Watch: Frankfurt's front three under tactical microscope

"The succession wasn't simple," admitted Frankfurt's sporting director Fredi Bobic. "It shows his courage that he absolutely wanted to do it."

Hütter did. After ending a career in which he had played for Austria at international level, Hütter's life as a coach started in his native country and took him to Red Bull Salzburg where he won the double in the 2014/15 season - his sole campaign in charge - before a three-year stint at Young Boys in Berne that ended with him bringing them a first Swiss title in 32 years.

"You're getting a super coach," said ex-Switzerland international and Frankfurt full-back Christoph Spycher, now part of the backroom staff at Young Boys. But he knew something many in Germany did not with most Bundesliga watchers asking, 'Adi who?'

Hütter enjoyed a three-year love affair at Young Boys in Berne.

That few believed in him is perhaps unsurprising given Hütter himself thought he was second-choice at best when he was approached by Bobic. "I was convinced that he would tell me, 'We've decided to go for another coach.'"

The offer of a three-year contract obviously convinced Hütter otherwise, though the doubts must have returned for the man himself - and those who had agreed to employ him - when he made a disastrous start.

The 5-0 DFL Supercup loss to Bayern was followed by Frankfurt becoming the first DFB Cup holders to be dumped out in the first round - the giant-killers being amateur side Ulm - in 22 years. "Of course I'd imagined things would be different," said Hütter.

Bayern Munich ensured Hütter's reign got off to the worst possible start.

He wasn't the only one. The start of the Bundesliga season left Frankfurt fans struggling to keep a smile on their faces as Hütter's team picked up just four points from their opening five games.
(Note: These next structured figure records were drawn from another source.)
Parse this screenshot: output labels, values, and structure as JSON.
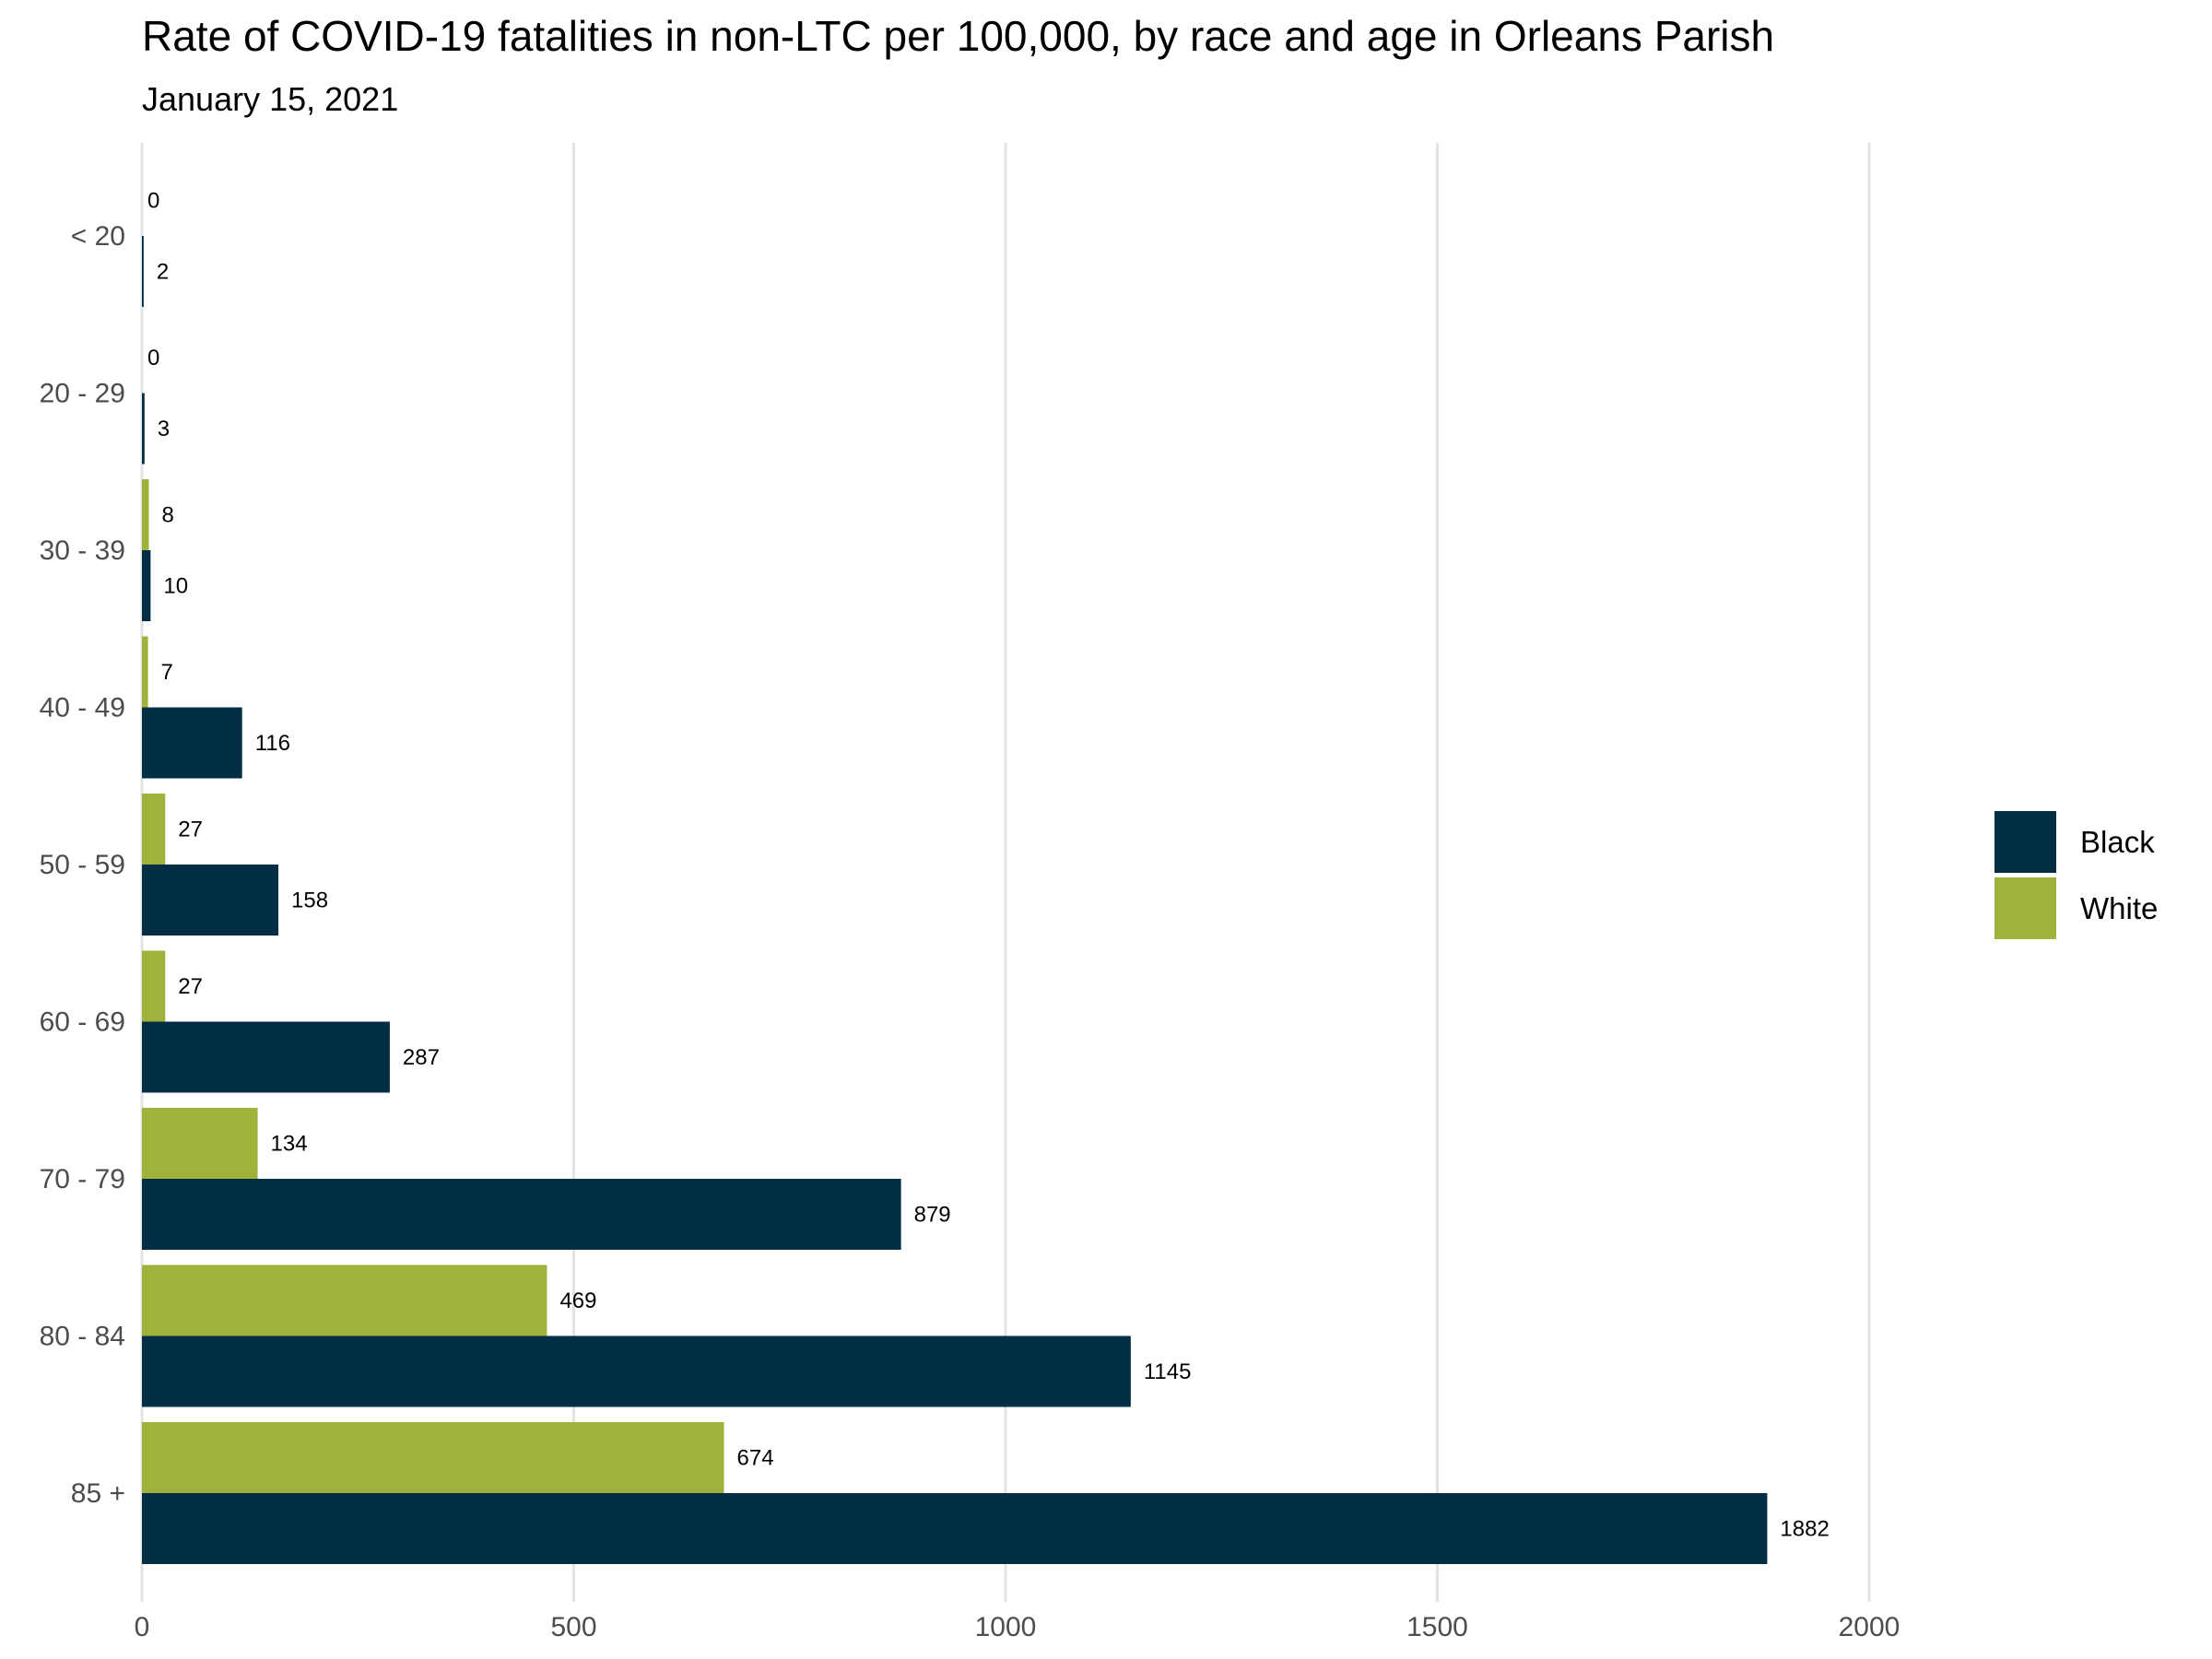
{
  "chart_data": {
    "type": "bar",
    "orientation": "horizontal",
    "title": "Rate of COVID-19 fatalities in non-LTC per 100,000, by race and age in Orleans Parish",
    "subtitle": "January 15, 2021",
    "xlabel": "",
    "ylabel": "",
    "xlim": [
      0,
      2300
    ],
    "xticks": [
      0,
      500,
      1000,
      1500,
      2000
    ],
    "xtick_labels": [
      "0",
      "500",
      "1000",
      "1500",
      "2000"
    ],
    "grid": "vertical",
    "categories": [
      "< 20",
      "20 - 29",
      "30 - 39",
      "40 - 49",
      "50 - 59",
      "60 - 69",
      "70 - 79",
      "80 - 84",
      "85 +"
    ],
    "series": [
      {
        "name": "White",
        "color": "#a0b23b",
        "values": [
          0,
          0,
          8,
          7,
          27,
          27,
          134,
          469,
          674
        ]
      },
      {
        "name": "Black",
        "color": "#012e44",
        "values": [
          2,
          3,
          10,
          116,
          158,
          287,
          879,
          1145,
          1882
        ]
      }
    ],
    "data_labels": true,
    "legend": {
      "position": "right",
      "entries": [
        "Black",
        "White"
      ]
    }
  }
}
For Hütter, who had rejected moves to Germany as a player and had said he was "fulfilling a boyhood dream in working in the Bundesliga", it was quickly becoming a nightmare.

Bobic's claim that his new coach was a man who has "proven at a number of clubs that with hard work and limited resources, he can extract the maximum. He suits our club perfectly" was also looking as wide of the mark as a badly scuffed spot-kick. Until the moment it didn't.
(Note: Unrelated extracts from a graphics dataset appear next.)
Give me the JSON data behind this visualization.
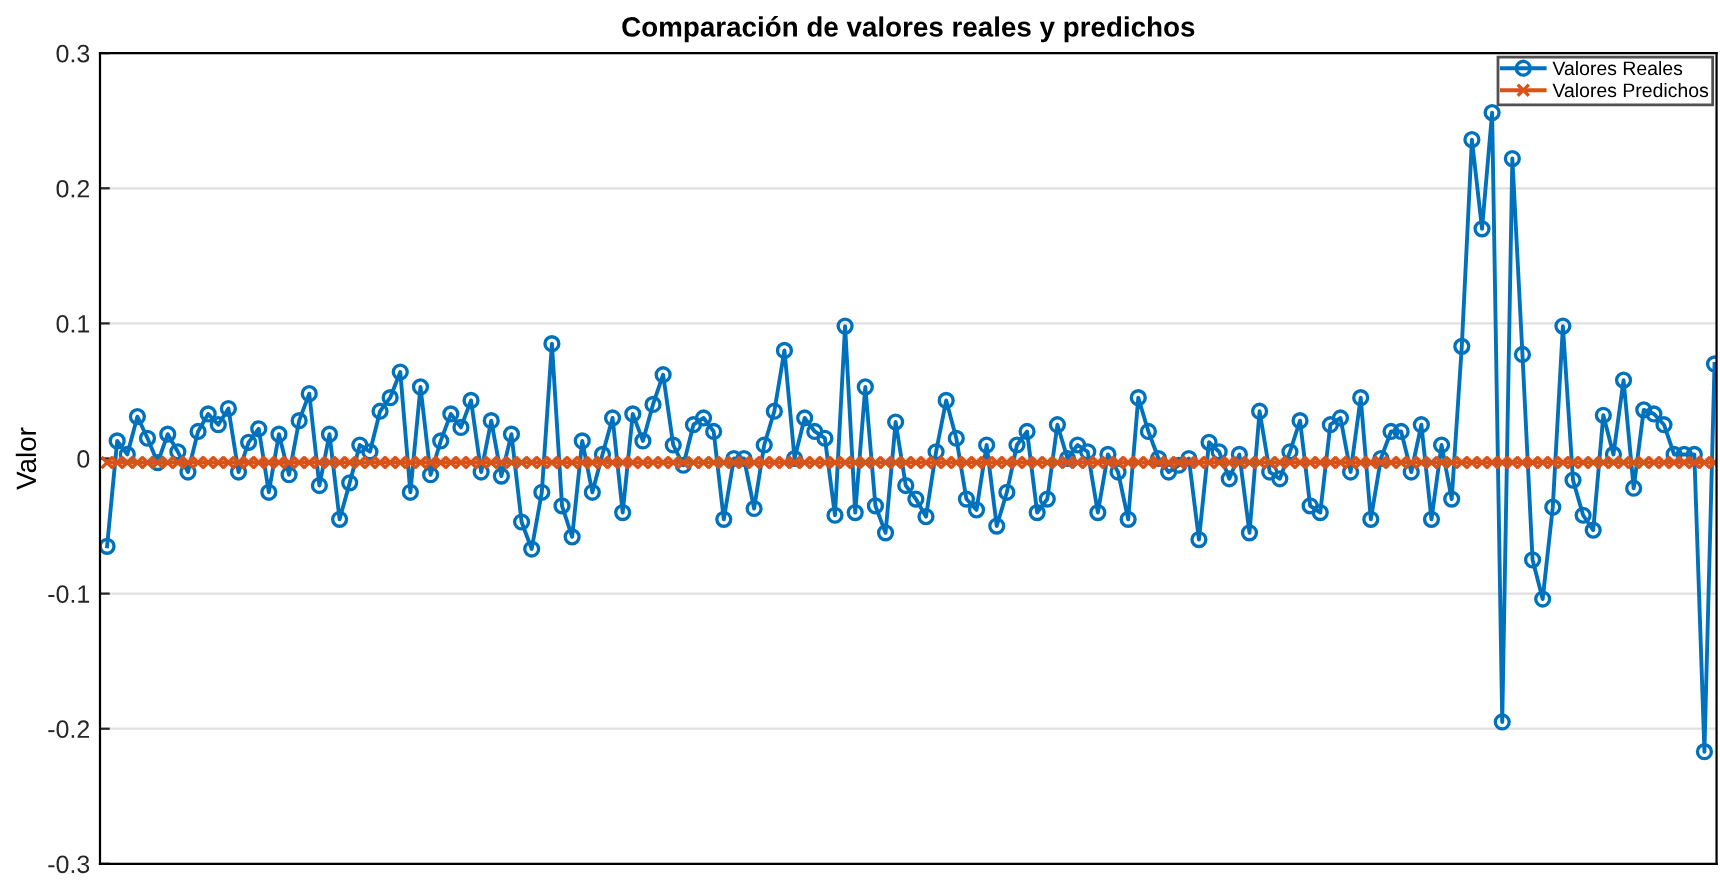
{
  "chart_data": {
    "type": "line",
    "title": "Comparación de valores reales y predichos",
    "ylabel": "Valor",
    "categories": [
      null,
      null,
      null,
      null,
      null,
      null,
      null,
      null,
      null,
      null,
      null,
      null,
      null,
      null,
      null,
      null,
      null,
      null,
      null,
      null,
      null,
      null,
      null,
      null,
      null,
      null,
      null,
      null,
      null,
      null,
      null,
      null,
      null,
      null,
      null,
      null,
      null,
      null,
      null,
      null,
      null,
      null,
      null,
      null,
      null,
      null,
      null,
      null,
      null,
      null,
      null,
      null,
      null,
      null,
      null,
      null,
      null,
      null,
      null,
      null,
      null,
      null,
      null,
      null,
      null,
      null,
      null,
      null,
      null,
      null,
      null,
      null,
      null,
      null,
      null,
      null,
      null,
      null,
      null,
      null,
      null,
      null,
      null,
      null,
      null,
      null,
      null,
      null,
      null,
      null,
      null,
      null,
      null,
      null,
      null,
      null,
      null,
      null,
      null,
      null,
      null,
      null,
      null,
      null,
      null,
      null,
      null,
      null,
      null,
      null,
      null,
      null,
      null,
      null,
      null,
      null,
      null,
      null,
      null,
      null,
      null,
      null,
      null,
      null,
      null,
      null,
      null,
      null,
      null,
      null,
      null,
      null,
      null,
      null,
      null,
      null,
      null,
      null,
      null,
      null,
      null,
      null,
      null,
      null,
      null,
      null,
      null,
      null,
      null,
      null,
      null,
      null,
      null,
      null,
      null,
      null,
      null,
      null,
      null,
      null
    ],
    "series": [
      {
        "name": "Valores Reales",
        "color": "#0072bd",
        "marker": "circle",
        "values": [
          -0.065,
          0.013,
          0.003,
          0.031,
          0.015,
          -0.003,
          0.018,
          0.005,
          -0.01,
          0.02,
          0.033,
          0.025,
          0.037,
          -0.01,
          0.012,
          0.022,
          -0.025,
          0.018,
          -0.012,
          0.028,
          0.048,
          -0.02,
          0.018,
          -0.045,
          -0.018,
          0.01,
          0.005,
          0.035,
          0.045,
          0.064,
          -0.025,
          0.053,
          -0.012,
          0.013,
          0.033,
          0.023,
          0.043,
          -0.01,
          0.028,
          -0.013,
          0.018,
          -0.047,
          -0.067,
          -0.025,
          0.085,
          -0.035,
          -0.058,
          0.013,
          -0.025,
          0.003,
          0.03,
          -0.04,
          0.033,
          0.013,
          0.04,
          0.062,
          0.01,
          -0.005,
          0.025,
          0.03,
          0.02,
          -0.045,
          0.0,
          0.0,
          -0.037,
          0.01,
          0.035,
          0.08,
          0.0,
          0.03,
          0.02,
          0.015,
          -0.042,
          0.098,
          -0.04,
          0.053,
          -0.035,
          -0.055,
          0.027,
          -0.02,
          -0.03,
          -0.043,
          0.005,
          0.043,
          0.015,
          -0.03,
          -0.038,
          0.01,
          -0.05,
          -0.025,
          0.01,
          0.02,
          -0.04,
          -0.03,
          0.025,
          0.0,
          0.01,
          0.005,
          -0.04,
          0.003,
          -0.01,
          -0.045,
          0.045,
          0.02,
          0.0,
          -0.01,
          -0.005,
          0.0,
          -0.06,
          0.012,
          0.005,
          -0.015,
          0.003,
          -0.055,
          0.035,
          -0.01,
          -0.015,
          0.005,
          0.028,
          -0.035,
          -0.04,
          0.025,
          0.03,
          -0.01,
          0.045,
          -0.045,
          0.0,
          0.02,
          0.02,
          -0.01,
          0.025,
          -0.045,
          0.01,
          -0.03,
          0.083,
          0.236,
          0.17,
          0.256,
          -0.195,
          0.222,
          0.077,
          -0.075,
          -0.104,
          -0.036,
          0.098,
          -0.016,
          -0.042,
          -0.053,
          0.032,
          0.003,
          0.058,
          -0.022,
          0.036,
          0.033,
          0.025,
          0.003,
          0.003,
          0.003,
          -0.217,
          0.07
        ]
      },
      {
        "name": "Valores Predichos",
        "color": "#d95319",
        "marker": "cross",
        "values": [
          -0.003,
          -0.003,
          -0.003,
          -0.003,
          -0.003,
          -0.003,
          -0.003,
          -0.003,
          -0.003,
          -0.003,
          -0.003,
          -0.003,
          -0.003,
          -0.003,
          -0.003,
          -0.003,
          -0.003,
          -0.003,
          -0.003,
          -0.003,
          -0.003,
          -0.003,
          -0.003,
          -0.003,
          -0.003,
          -0.003,
          -0.003,
          -0.003,
          -0.003,
          -0.003,
          -0.003,
          -0.003,
          -0.003,
          -0.003,
          -0.003,
          -0.003,
          -0.003,
          -0.003,
          -0.003,
          -0.003,
          -0.003,
          -0.003,
          -0.003,
          -0.003,
          -0.003,
          -0.003,
          -0.003,
          -0.003,
          -0.003,
          -0.003,
          -0.003,
          -0.003,
          -0.003,
          -0.003,
          -0.003,
          -0.003,
          -0.003,
          -0.003,
          -0.003,
          -0.003,
          -0.003,
          -0.003,
          -0.003,
          -0.003,
          -0.003,
          -0.003,
          -0.003,
          -0.003,
          -0.003,
          -0.003,
          -0.003,
          -0.003,
          -0.003,
          -0.003,
          -0.003,
          -0.003,
          -0.003,
          -0.003,
          -0.003,
          -0.003,
          -0.003,
          -0.003,
          -0.003,
          -0.003,
          -0.003,
          -0.003,
          -0.003,
          -0.003,
          -0.003,
          -0.003,
          -0.003,
          -0.003,
          -0.003,
          -0.003,
          -0.003,
          -0.003,
          -0.003,
          -0.003,
          -0.003,
          -0.003,
          -0.003,
          -0.003,
          -0.003,
          -0.003,
          -0.003,
          -0.003,
          -0.003,
          -0.003,
          -0.003,
          -0.003,
          -0.003,
          -0.003,
          -0.003,
          -0.003,
          -0.003,
          -0.003,
          -0.003,
          -0.003,
          -0.003,
          -0.003,
          -0.003,
          -0.003,
          -0.003,
          -0.003,
          -0.003,
          -0.003,
          -0.003,
          -0.003,
          -0.003,
          -0.003,
          -0.003,
          -0.003,
          -0.003,
          -0.003,
          -0.003,
          -0.003,
          -0.003,
          -0.003,
          -0.003,
          -0.003,
          -0.003,
          -0.003,
          -0.003,
          -0.003,
          -0.003,
          -0.003,
          -0.003,
          -0.003,
          -0.003,
          -0.003,
          -0.003,
          -0.003,
          -0.003,
          -0.003,
          -0.003,
          -0.003,
          -0.003,
          -0.003,
          -0.003,
          -0.003
        ]
      }
    ],
    "ylim": [
      -0.3,
      0.3
    ],
    "yticks": [
      -0.3,
      -0.2,
      -0.1,
      0,
      0.1,
      0.2,
      0.3
    ],
    "grid": "y",
    "legend": "top right",
    "tick_labels": "y",
    "line_style": "solid"
  }
}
Hütter revealed, "The board never put me under pressure and showed faith in me" despite calls for his head. The powers-that-be at the Commerzbank Arena held their nerve, and they were soon proved right.

Kevin Trapp has made a successful return to Frankfurt.

The 4-1 Matchday 6 win over Hannover was the catalyst, spawning an 11-game unbeaten run - including 10 wins - in all competitions. Thirty-nine points out of a possible 60 from the 20 Bundesliga matches that have followed that catastrophic opening quintet have pushed Frankfurt from the brink of the bottom three to within whispering distance of the top four and potential UEFA Champions League qualification.

Hütter's side are actually one point better off but one place further down the table than Kovac's men were at the same stage last season. But 2017/18 was Kovac's second full campaign in charge, and Hütter's side have done it in style: scoring 17 more goals and conceding just three more than last season's squad after 25 games.

While the signing of Kevin Trapp on loan from Paris Saint-Germain has compensated handsomely for the departure of Lukas Hradecky, it is the special chemistry that is part nature, part nurtured by Hütter among his three frontline forwards that has given the team a major boost.

Haller, Jovic and Rebic: Frankfurt's formidable frontline

"It's nice as a coach when you know that one of them will always be in a position to score a goal," said Hütter of Luka Jovic, Ante Rebic and Sebastien Haller, a trio as different as they are complementary. And oh so prolific.

They have found the net 37 times between them, putting them in the same bracket as the likes of Paris Saint-Germain's prolific trio of Neymar, Kylian Mbappe and Edinson Cavani, or Liverpool's Mo Salah, Roberto Firmino and Sadio Mane.

If his front three keep scoring, the question now is: How far can Hütter take Frankurt? "The Europa League would be the minimum for me, we absolutely have the potential to play in Europe," the Austrian tactician says. Anyone who has seen their performances in continental competition - in which they remain unbeaten - this season as well as their domestic displays is not going to disagree.